Les employeurs demandent de plus en plus souvent à un employé qui a été congédié ou qui est sur le point de l'être pour des raisons concernant son assiduité au travail ou sa consommation de drogues/d’alcool de signer une entente de dernière chance. Dans une entente de dernière chance, la continuité de l'emploi dépend généralement du maintien d’un certain niveau d'assiduité ou de la résolution du problème de consommation de drogues/d’alcool qui a conduit au congédiement. L'entente de dernière chance peut stipuler que le non-respect des conditions de l'entente risque d’entraîner le congédiement automatique de l’employé, sans recours à la procédure de règlement des griefs ou aux protections de la législation sur les droits de la personne. Toutefois, lorsque le comportement d'un employé est lié à un problème tel qu’une dépendance aux drogues ou à l’alcool, les dispositions de l'entente de dernière chance, et toute action défavorable qu’elles auraient inspiré, doivent répondre aux exigences de la législation sur les droits de la personne, y compris à l’obligation d’accommoder au point de subir une contrainte excessive. Étant donné la nature quasi-constitutionnelle de la législation sur les droits de la personne, les employeurs ne peuvent se soustraire à leurs obligations en vertu de la loi. Conformément à la politique de la Commission canadienne des droits de la personne sur les tests de dépistage d’alcool et de drogues, une entente de dernière chance ne confirme pas, en soi, s’il y a eu un respect suffisant de l’obligation de prendre des mesures d’accommodement.
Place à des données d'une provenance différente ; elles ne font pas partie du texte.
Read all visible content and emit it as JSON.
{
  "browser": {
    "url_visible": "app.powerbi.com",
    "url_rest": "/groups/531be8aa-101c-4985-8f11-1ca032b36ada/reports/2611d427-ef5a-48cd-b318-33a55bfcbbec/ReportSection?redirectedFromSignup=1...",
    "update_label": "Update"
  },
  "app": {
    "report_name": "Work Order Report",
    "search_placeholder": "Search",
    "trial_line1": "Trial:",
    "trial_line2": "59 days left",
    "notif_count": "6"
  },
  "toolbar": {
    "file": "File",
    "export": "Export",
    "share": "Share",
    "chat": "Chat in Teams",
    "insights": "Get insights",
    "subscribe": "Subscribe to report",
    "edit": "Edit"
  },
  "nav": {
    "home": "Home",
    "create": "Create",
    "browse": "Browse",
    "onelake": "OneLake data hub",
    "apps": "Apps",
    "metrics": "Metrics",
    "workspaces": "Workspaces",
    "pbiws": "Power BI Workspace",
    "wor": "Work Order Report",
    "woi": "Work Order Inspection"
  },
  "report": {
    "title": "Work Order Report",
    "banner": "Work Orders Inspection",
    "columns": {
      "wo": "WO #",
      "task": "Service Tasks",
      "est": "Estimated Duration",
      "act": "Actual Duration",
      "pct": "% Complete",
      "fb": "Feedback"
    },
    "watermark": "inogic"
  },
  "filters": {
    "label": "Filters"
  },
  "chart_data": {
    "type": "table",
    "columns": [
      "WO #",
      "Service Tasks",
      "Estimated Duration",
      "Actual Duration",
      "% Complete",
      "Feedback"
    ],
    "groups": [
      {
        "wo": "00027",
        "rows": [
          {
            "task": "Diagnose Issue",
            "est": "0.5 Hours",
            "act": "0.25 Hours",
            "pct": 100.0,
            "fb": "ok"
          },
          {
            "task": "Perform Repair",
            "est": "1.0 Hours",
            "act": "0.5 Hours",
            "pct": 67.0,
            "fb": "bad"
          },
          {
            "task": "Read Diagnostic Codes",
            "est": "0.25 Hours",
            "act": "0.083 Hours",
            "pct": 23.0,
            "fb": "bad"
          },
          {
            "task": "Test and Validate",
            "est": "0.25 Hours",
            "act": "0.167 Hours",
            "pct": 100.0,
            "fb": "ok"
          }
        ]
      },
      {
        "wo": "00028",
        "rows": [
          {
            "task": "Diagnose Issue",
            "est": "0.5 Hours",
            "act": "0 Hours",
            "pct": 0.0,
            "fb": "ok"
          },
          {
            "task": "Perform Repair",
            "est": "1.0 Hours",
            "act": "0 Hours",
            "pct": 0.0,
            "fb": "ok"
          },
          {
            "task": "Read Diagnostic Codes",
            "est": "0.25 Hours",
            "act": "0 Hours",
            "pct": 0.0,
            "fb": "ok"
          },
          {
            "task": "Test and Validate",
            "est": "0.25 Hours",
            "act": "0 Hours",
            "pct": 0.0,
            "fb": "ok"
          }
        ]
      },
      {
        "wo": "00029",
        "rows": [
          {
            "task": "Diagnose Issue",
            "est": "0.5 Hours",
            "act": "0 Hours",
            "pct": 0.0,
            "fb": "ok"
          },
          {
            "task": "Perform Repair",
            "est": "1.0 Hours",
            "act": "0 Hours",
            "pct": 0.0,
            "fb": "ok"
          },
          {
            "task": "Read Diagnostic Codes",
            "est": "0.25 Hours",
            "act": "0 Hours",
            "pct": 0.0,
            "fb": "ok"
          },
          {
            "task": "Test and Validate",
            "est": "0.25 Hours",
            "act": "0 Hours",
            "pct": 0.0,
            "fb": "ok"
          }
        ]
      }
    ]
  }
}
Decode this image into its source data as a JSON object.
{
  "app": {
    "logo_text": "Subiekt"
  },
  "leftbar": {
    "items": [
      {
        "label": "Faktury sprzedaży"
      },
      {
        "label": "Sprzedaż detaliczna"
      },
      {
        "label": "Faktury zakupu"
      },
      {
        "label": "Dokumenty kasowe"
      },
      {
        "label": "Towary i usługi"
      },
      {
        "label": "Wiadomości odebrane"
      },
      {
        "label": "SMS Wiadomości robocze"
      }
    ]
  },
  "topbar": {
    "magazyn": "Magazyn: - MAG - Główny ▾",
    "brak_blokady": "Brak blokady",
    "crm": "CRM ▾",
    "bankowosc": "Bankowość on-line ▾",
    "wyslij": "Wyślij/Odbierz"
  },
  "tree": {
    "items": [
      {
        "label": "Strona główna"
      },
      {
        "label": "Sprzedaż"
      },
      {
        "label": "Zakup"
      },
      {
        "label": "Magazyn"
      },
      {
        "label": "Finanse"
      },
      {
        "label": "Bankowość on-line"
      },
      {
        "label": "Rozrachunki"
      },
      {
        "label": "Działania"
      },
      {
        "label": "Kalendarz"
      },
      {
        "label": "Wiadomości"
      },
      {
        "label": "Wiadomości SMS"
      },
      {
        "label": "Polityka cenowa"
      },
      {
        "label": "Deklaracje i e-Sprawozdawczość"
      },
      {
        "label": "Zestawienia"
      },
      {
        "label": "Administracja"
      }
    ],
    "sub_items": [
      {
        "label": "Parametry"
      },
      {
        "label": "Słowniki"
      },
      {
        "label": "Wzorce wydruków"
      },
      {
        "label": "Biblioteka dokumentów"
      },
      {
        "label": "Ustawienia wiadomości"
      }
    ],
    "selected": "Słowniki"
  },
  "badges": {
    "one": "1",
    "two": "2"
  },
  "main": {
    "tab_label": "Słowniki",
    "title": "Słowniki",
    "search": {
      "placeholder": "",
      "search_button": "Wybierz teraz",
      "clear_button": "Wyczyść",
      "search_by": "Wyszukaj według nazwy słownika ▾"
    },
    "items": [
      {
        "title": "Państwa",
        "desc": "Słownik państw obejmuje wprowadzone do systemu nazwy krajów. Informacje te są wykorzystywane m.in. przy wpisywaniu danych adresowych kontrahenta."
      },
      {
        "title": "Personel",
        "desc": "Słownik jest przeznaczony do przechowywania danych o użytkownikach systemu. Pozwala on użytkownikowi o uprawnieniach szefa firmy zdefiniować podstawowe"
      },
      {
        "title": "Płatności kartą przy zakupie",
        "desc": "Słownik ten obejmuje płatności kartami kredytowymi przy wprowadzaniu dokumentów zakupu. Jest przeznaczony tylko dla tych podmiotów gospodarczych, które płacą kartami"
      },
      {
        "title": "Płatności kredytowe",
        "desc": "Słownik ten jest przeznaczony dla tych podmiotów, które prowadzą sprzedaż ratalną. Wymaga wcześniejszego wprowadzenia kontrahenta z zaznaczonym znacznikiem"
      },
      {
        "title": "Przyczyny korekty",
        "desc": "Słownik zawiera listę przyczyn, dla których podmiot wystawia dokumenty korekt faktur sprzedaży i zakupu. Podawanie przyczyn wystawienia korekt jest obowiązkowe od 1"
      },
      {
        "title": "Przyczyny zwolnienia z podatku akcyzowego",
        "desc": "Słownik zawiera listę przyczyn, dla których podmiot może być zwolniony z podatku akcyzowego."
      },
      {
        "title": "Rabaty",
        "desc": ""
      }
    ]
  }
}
Les points à considérer dans l'application d'une entente de dernière chance

  • Les dispositions de l’entente peuvent à la fois reconnaître l’existence d’un motif valable de congédiement et fournir l’accommodement nécessaire au rétablissement conditionnel de l’emploi afin de permettre à l'employé de retourner au travail ou de maintenir une assiduité régulière, etc. En l'absence d’un motif valable, le syndicat et l'employé peuvent envisager d'autres mesures d’accommodement avec l'employeur
    (voir Dana Corp and I.A.M., section locale 2330, [2006] O.L.L.A., No.77 (QL) (OB Shime).
  • Toute action défavorable liée à une invalidité, même lorsqu'elle est fondée sur l’entente entre l'employeur, le syndicat et l'employé, doit être conforme à la norme prescrite par la législation sur les droits de la personne. Les dispositions de l'entente ne doivent pas contenir de conditions discriminatoires. À titre d'exemple, la disposition d'une entente de dernière chance qui fixe des conditions qui ne sont pas imposées aux autres employés, comme celle d'exiger que l'assiduité d'un employé égale ou surpasse la moyenne du service, peut être considérée discriminatoire. Voir SEFPO c. Ontario (ministre des Services sociaux et communautaires) (Blackhall) (1996), 89 O.A.C. 161 (C. div.).
  • Les dispositions de l'entente doivent se rapporter directement à l'invalidité de l'employé et aux mesures raisonnablement nécessaires pour répondre à la conduite susceptible d'entraîner le congédiement. Il peut être approprié d’exiger une abstinence totale et des tests aléatoires de dépistage d’alcool dans les cas où un employé occupe un poste critique sur le plan de la sécurité.
    Kimberly-Clark Forest Products Incorporated et P.A.C.E., section locale  7-0665 (2003).  D'autre part, exiger d'un employé qu’il justifie chaque absence du travail en soumettant une note du médecin a été jugé discriminatoire du fait qu'il n'y avait aucune justification liée à son invalidité.
    Coca-Cola Bottling Co. et C.A.W., section locale 973 (2009), 190 L.A.C. (4e) 45 (Chauvin).
  • Les dispositions d'une entente qui sont exagérément intrusives, comme celle de faire subir des analyses sanguines ou des évaluations psychiatriques régulières, peuvent également être considérées discriminatoires.
    Ryan c. Ville de St. John's (2007), 60 C.C.D.P. D/134).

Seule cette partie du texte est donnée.